Symptoms of postpartum thyroiditis may also overlap with bipolar PPD, and the American Thyroid Association recommends women with PPD undergo laboratory evaluation including thyroid stimulating hormone (TSH), free T4, and thyroid peroxidase antibodies. Finally, clinicians should be aware that comorbidities occur in just over one-quarter of women with bipolar PPD, most of which are anxiety disorders (85%).

Treatment Considerations

There exists a lack of studies examining antidepressants in women with bipolar PPD. In fact, the only studies of bipolar PPD treatment are 2 small trials with quetiapine. Because antidepressants can induce mania in non-postpartum bipolar disorder, clinicians should use caution when considering prescribing them to women with MDD with mixed features, atypical features, a first-degree relative with bipolar disorder, or postpartum initial onset of MDD or early postpartum onset.

“There is a risk of destabilizing the condition using antidepressants,” Dr Sharma told Psychiatry Advisor. “You may increase the risk of mania, for example, or perhaps even psychosis.”

In the absence of controlled trials for treating acute bipolar PPD, Dr Sharma and colleagues recommend first-line monotherapy, such as lithium, quetiapine, or lamotrigine. If depression continues despite optimizing the mood stabilizer dose, they recommend adding another first-line drug before trying combination therapy. No studies on psychotherapy or psychosocial interventions exist for bipolar PPD, but their effectiveness with PPD suggest these modalities are worth exploring.
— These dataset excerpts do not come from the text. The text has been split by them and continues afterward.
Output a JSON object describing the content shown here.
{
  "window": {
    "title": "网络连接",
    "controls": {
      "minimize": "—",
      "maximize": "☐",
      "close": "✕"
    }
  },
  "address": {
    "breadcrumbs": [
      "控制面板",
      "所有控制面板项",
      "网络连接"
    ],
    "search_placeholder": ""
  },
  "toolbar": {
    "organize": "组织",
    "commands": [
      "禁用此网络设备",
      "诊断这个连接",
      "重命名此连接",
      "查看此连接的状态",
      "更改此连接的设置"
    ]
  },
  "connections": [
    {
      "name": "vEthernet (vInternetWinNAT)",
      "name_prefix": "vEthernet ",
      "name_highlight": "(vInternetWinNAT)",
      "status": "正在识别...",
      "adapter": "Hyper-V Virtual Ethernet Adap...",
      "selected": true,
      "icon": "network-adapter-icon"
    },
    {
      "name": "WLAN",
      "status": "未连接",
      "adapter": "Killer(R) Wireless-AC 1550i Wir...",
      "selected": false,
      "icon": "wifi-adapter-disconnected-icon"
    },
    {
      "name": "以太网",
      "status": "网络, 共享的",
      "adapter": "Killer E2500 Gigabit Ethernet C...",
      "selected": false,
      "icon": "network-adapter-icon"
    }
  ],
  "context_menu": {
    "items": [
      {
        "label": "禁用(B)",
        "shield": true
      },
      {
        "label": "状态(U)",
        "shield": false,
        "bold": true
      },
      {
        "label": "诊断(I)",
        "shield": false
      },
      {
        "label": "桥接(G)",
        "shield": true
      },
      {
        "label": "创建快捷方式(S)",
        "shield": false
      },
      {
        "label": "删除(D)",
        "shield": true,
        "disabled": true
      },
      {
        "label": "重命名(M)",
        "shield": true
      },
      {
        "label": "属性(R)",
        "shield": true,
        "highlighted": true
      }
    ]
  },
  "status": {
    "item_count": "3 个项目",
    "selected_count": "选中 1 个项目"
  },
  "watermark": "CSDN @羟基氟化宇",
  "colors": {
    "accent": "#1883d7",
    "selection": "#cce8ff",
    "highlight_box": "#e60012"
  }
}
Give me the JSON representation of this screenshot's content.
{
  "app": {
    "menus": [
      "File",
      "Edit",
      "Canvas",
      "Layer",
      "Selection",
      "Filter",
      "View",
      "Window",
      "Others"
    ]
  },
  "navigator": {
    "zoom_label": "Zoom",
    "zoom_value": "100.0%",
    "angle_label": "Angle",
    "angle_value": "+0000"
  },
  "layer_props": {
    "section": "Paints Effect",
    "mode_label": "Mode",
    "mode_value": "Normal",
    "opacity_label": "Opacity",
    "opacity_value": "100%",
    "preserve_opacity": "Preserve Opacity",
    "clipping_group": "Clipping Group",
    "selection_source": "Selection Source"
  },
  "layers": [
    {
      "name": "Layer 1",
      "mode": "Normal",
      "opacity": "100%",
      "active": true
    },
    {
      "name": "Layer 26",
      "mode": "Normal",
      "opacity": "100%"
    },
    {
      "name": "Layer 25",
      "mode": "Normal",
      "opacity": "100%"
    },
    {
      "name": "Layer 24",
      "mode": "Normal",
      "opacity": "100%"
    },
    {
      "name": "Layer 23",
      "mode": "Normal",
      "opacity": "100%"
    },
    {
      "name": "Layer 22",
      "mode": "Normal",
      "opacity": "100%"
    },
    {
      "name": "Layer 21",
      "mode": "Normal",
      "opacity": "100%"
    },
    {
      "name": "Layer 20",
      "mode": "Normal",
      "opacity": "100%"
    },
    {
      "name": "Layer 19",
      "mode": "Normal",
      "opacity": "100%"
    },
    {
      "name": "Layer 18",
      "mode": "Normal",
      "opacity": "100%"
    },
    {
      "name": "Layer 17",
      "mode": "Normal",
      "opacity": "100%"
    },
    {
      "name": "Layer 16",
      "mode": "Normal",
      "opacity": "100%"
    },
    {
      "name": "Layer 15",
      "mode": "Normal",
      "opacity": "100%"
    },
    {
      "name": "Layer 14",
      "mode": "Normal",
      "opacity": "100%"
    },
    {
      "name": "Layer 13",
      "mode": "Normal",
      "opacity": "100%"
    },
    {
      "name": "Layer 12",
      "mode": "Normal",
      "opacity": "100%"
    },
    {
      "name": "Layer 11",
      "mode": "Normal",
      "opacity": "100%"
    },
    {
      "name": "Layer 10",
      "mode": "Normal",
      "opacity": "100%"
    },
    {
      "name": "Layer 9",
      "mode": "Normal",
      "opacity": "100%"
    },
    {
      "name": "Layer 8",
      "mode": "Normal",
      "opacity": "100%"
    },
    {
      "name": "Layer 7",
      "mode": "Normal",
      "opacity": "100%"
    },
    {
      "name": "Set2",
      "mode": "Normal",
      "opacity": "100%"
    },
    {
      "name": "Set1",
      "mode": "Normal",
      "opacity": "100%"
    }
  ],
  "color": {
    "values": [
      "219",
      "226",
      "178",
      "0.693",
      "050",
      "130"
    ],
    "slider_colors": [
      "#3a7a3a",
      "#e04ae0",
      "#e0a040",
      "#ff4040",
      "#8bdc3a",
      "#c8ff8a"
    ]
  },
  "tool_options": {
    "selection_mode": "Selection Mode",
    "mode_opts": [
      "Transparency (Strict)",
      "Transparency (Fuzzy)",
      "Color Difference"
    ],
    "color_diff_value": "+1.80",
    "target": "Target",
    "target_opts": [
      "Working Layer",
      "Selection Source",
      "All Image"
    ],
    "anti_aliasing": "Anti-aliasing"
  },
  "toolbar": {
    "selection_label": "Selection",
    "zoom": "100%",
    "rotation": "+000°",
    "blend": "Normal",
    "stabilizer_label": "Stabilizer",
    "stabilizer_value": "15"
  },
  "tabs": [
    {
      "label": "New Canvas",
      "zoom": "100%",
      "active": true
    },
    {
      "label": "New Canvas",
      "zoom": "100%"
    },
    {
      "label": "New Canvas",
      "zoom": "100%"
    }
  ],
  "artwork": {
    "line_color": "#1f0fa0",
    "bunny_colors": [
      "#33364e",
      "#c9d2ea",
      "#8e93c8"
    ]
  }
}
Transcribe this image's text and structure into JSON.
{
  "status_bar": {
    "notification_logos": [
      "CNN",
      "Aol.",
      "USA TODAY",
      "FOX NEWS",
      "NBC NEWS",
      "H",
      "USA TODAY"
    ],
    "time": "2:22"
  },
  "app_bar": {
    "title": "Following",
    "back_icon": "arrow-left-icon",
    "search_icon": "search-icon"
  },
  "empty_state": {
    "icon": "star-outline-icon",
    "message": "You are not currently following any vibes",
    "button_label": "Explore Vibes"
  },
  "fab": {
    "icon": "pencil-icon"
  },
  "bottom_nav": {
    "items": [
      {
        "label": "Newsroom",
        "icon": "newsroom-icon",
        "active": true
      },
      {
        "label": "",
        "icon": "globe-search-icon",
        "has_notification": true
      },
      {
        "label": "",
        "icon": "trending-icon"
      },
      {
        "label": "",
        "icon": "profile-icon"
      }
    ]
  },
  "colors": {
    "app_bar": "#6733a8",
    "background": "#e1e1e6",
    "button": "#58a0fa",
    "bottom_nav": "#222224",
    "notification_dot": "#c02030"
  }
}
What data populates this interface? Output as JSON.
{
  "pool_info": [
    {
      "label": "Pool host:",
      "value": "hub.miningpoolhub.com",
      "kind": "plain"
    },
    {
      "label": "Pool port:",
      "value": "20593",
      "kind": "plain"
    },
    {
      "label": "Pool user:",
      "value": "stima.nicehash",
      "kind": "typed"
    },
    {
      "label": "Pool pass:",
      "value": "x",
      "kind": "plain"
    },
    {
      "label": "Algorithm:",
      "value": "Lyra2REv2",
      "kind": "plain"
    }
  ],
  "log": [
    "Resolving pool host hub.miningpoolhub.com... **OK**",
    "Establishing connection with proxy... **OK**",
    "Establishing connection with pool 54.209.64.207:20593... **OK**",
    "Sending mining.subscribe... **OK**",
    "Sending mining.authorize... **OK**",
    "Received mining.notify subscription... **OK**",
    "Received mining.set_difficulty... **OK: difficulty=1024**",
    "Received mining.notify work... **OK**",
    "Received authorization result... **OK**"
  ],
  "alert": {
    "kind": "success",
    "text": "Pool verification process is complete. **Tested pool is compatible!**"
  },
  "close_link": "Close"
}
For breastfeeding women, valproate, carbamazepine, and  short-term atypical antidepressants are generally safe for infants. Olanzapine, quetiapine, and ziprasidone have low relative infant dose values; risperidone, paliperidone, and aripiprazole have moderate values, and amilsulpride has high relative infant dose values. Clozapine is associated with adverse events in infants.

Lithium should only be considered in breastfeeding women if administered as monotherapy, the mother is stable, the infant is healthy, and a pediatrician monitors the infant’s serum lithium, TSH, blood urea nitrogen, and creatinine levels through 6 weeks of age. “It’s not that we can’t use lithium, it’s just that we have to be cautious,” Dr Sharma advised.

Although prevalence estimates of bipolar PPD vary considerably, all of them suggest a frequently overlooked diagnosis with significant negative effects unless women receive treatment.

Reference

Sharma V, Doobay M, Baczynski C. Bipolar postpartum depression: an update and recommendationsJ Affect Dis. 2017;219:105-111.